LLMs and Alignment. Research Talks: Dr. Shantipriya Parida
The Research Talks by LLMs and Alignment continue. At our third event, Dr. Shantipriya Parida will present his research: LLMs for All: Building Inclusive Models for Low-Resource Languages
In a world of approximately 7,000 languages, the benefits of Large Language Models (LLMs) remain concentrated on a small subset, leaving most low- and ultra-low-resource languages underserved. Even for many of these languages, LLM performance is constrained by data scarcity, limited tooling, and insufficient technological support. This talk addresses a central question: how can we design AI systems that truly serve all languages?
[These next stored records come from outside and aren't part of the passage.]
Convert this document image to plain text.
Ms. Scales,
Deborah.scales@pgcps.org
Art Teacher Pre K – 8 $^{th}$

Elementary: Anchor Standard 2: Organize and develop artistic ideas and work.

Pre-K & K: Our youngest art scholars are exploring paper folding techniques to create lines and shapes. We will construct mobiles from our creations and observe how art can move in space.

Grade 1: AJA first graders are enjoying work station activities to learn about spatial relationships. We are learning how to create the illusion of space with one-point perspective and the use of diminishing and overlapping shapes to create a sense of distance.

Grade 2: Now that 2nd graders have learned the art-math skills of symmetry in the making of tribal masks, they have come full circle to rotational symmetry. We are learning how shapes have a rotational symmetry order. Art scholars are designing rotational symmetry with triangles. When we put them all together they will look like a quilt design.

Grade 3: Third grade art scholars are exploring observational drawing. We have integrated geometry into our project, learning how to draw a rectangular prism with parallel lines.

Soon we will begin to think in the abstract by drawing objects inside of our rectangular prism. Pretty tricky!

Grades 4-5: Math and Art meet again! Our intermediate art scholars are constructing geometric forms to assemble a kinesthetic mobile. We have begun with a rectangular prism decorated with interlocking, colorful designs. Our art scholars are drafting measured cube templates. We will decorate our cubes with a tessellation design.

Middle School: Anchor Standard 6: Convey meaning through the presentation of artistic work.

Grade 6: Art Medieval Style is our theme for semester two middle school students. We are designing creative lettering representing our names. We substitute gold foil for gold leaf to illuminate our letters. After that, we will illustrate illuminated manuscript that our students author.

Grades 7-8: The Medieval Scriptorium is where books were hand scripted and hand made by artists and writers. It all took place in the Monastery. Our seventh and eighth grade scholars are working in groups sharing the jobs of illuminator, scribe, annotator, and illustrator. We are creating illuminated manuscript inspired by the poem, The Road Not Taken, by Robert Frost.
The talk addresses the challenges and end-to-end process of building Large Language Models (LLMs) for low- and ultra-low-resource languages. We explore this problem through two representative case studies: Odia (an Indic language) as a low-resource language and Sámi (an Uralic language) as an ultra-low-resource language. Drawing from these examples, we discuss practical approaches such as multilingual pretraining, transfer learning, tokenization strategies, and community-driven data development. The talk highlights key technical and practical challenges, design decisions, and lessons learned in building inclusive language technologies. We conclude with a vision for scalable and equitable AI that extends the benefits of LLMs to all language communities.